The crowd stood silently as the names of the six people killed in the attack were read aloud.
In Halifax, hundreds turned out in front of city hall -- a gathering spot illuminated by candles. People stood silently in tribute.
Visibly emotional, Mayor Mike Savage told the crowd that he was "heartbroken" by the senseless act of violence in Quebec City.
"It's just a chance to light a candle and let people know we will not be defeated by these kind of acts," Savage said of the gathering.
The crowd observed a moment of silence before a lone trumpeter softly played "Bridge Over Troubled Water" as a tribute.
Imam Syed Shah told the crowd the killings during prayer at the mosque were a "cowardly act."
"I thank all of you for coming out with a candle in your hands to show solidarity and to show that we condemn these kind of terrorist attacks," he said.
In Western Canada, hundreds turned out at vigils in large cities including Winnipeg, Regina and Calgary.

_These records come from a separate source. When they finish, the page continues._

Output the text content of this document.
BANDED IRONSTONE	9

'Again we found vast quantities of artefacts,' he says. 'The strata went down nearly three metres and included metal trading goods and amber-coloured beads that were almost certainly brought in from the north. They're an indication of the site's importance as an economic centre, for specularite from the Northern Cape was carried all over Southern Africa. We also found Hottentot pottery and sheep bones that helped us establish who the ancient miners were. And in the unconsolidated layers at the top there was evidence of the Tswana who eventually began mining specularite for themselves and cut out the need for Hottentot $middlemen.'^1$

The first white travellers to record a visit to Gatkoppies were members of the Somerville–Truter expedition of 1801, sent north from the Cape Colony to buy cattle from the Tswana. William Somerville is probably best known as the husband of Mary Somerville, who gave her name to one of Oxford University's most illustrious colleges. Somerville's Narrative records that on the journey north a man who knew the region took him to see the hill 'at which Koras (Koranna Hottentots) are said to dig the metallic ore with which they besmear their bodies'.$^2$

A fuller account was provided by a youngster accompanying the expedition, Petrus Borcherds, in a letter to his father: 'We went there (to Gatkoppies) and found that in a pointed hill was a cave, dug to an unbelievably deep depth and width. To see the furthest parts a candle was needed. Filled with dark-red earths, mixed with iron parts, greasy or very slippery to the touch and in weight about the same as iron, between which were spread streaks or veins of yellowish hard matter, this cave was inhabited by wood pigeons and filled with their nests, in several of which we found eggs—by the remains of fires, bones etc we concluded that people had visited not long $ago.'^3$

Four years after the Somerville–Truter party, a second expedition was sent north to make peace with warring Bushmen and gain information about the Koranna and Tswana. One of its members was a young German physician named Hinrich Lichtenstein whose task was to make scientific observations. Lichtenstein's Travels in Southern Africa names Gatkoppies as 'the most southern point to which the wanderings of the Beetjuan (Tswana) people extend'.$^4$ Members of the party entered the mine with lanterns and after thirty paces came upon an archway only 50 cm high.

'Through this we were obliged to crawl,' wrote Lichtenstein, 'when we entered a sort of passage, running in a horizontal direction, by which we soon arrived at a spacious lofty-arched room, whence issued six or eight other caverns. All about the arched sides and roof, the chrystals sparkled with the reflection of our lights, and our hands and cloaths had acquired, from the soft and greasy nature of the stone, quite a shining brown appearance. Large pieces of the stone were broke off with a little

In Winnipeg, support and prayers were offered, along with on offer from the Manitoba Islamic Association.
"Come visit the mosque and see what it's like if you've never been here," said Tasneem Vali. "We welcome you."
In Calgary, where the flag at city hall was lowered in honour of the shooting victims, there were also expressions of fear.
"I'm very horrified and quite concerned about the well-being of Canadian Muslims and the safety and security of our mosques and our women and our children and our men," said Calgary Imam Syed Soharwardy.
Calgary police have increased their patrols of local mosques but said they have received no specific threats.
"We stand with the community during this difficult time," said acting deputy chief Cliff O'Brien, who said patrol members were asked to stop by mosques that morning if they had time. "For those worshippers, what it does is, I think, it lets them know that we do care and that we're out there and that increased presence is a good thing."
In Regina, shouts of "We love you" and "We stand with you" were heard as speakers addressed the crowd.
Russell Mitchell-Walker, a United Church minister, was there to show his support to the Muslim community: "I have a very important belief that faith is really important, and it doesn't matter what kind of faith."
Back in Quebec City, Asma Nisabour, who moved from Morocco 10 years ago, was encouraged to see so many people at the vigil.
The crowd was so large that it spilled far beyond a large church parking lot and down nearby streets.
"It's a good sign people are here," Nisabour said. "It shows people reject any act of terrorism, any act of Islamophobia."